A previous study in guppies performed a similar comparison of gene expression changes associated with adaptation to low-predation environments (Ghalambor et al., 2015) and found a strong signal of concordant differential expression in genes differentially expressed based on population of origin. Whereas the present study compared long-term natural population divergence across drainages, Ghalambor et al. (2015) characterized early stages of adaptation of experimentally introduced low-predations populations derived from founders from a single high-predation source population within the same drainage. These contrasting findings in comparisons of population pairs within the same drainage versus across drainages highlight the impacts of standing genetic variation within the source population on mechanisms of divergence (Feiner, Rago, While, & Uller, 2017; Thompson, Osmond, & Schluter, 2019), particularly at early stages of evolution (Barrett & Schluter, 2008): while alternative transcriptional ‘solutions’ are possible, shared genetic background appears to bias evolutionary outcomes toward shared patterns.
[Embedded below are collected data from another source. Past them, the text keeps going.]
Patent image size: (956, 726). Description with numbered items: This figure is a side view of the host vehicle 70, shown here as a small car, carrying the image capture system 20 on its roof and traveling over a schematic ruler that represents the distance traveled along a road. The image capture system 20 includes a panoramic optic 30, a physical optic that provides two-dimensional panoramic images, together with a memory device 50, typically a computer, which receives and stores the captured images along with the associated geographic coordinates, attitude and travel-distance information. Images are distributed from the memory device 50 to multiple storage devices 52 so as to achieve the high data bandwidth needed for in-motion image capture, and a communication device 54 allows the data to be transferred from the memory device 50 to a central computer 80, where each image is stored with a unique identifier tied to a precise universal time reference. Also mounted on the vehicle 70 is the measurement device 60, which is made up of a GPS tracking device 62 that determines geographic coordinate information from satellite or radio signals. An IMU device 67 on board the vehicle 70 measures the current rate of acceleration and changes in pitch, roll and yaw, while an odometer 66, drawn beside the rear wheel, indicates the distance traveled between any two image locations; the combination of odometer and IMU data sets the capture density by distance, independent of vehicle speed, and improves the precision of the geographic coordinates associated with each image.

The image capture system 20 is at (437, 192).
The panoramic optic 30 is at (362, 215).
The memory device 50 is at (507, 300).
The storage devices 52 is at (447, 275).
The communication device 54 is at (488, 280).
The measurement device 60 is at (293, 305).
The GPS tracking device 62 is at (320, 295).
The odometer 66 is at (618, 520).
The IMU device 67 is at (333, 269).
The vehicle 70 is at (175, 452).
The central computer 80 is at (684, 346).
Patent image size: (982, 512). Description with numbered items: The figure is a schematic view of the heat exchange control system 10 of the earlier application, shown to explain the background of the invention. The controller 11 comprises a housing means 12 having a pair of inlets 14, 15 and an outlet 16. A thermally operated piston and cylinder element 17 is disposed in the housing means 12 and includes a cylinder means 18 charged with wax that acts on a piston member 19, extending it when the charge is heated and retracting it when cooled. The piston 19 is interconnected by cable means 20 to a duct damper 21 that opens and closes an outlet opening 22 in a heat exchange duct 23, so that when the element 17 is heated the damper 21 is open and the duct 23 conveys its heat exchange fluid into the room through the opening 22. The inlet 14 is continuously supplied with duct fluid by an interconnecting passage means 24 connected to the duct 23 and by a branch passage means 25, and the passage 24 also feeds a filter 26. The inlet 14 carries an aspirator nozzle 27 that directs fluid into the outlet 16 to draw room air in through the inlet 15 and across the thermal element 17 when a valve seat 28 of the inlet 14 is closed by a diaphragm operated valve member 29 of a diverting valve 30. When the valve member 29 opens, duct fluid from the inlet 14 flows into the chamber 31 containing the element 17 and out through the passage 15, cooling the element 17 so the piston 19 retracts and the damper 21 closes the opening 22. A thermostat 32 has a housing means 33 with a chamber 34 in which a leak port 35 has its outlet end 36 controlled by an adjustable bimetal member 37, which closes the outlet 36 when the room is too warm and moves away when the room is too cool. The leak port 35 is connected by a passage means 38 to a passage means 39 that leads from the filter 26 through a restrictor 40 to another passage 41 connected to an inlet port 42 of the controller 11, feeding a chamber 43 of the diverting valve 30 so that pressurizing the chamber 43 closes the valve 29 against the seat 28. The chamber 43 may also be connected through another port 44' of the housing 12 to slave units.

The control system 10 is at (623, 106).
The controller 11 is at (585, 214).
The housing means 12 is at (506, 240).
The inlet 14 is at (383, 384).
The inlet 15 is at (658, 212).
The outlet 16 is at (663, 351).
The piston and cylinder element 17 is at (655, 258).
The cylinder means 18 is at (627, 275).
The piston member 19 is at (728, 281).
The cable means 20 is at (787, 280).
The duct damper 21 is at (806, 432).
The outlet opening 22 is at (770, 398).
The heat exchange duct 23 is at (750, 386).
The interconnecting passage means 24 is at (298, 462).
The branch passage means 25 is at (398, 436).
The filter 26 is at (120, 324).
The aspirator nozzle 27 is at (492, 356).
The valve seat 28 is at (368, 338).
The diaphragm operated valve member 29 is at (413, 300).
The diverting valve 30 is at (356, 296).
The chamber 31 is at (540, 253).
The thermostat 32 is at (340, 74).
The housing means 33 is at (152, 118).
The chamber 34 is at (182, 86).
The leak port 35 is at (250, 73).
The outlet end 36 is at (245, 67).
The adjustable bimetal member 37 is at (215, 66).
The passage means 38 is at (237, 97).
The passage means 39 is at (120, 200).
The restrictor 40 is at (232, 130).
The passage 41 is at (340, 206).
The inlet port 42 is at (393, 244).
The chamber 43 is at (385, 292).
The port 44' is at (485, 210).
Both adaptive and non-adaptive processes may contribute to the combination of shared and distinct transcriptional mechanisms we find associated with parallel, adaptive life-history, morphological, and behavioral phenotypes across lineages in guppies. First, as described above, differences in standing genetic variation likely influence which mechanisms are available to selection in response to common environmental conditions in different drainages (Barrett & Schluter, 2008; Thompson et al., 2019). Second, low-predation populations are typically established by a very small number of individuals (Barson et al., 2009; Fraser et al., 2015; Willing et al., 2010), making them susceptible to the unpredictable, non-adaptive influences of founder’s effects, genetic drift, and/or inbreeding on gene expression divergence – although we note that we found no more evidence for shared mechanisms among genes most likely under selection than among all diverged genes (i.e. genes with PST > FST). Third, the large number of significantly evolved genes that did not overlap between drainages may also represent adaptive responses to drainage- or site-specific environmental factors other than predation (Fitzpatrick, Torres-Dowdall, Reznick, Ghalambor, & Chris Funk, 2014; Zandonà et al., 2011). Finally, alternative compensatory or homeostatic gene expression responses may arise in response to any of the above factors, leading to alternative transcriptional configurations associated with similar higher-level phenotypes. In other words, genetic similarity among ancestral populations may channel low-predation populations within the same drainage toward shared transcriptional solutions (as in Ghalambor et al. 2015), while differences in standing genetic variation, drainage-specific environmental conditions, founder effects, and alternative compensatory changes could result in distinct mechanistic paths to arrive at shared organism-level phenotypes. We cannot definitely distinguish causal from non-adaptive and compensatory gene expression differences under these scenarios – indeed, it is likely a combination of these factors that contribute to distinct transcriptional patterns associated with parallel adaptation. Nonetheless, in either case, alternative transcriptional patterns suggest that mechanistic flexibility and ‘many-to-one’ mapping of gene expression to organism level phenotypes may facilitate adaptation.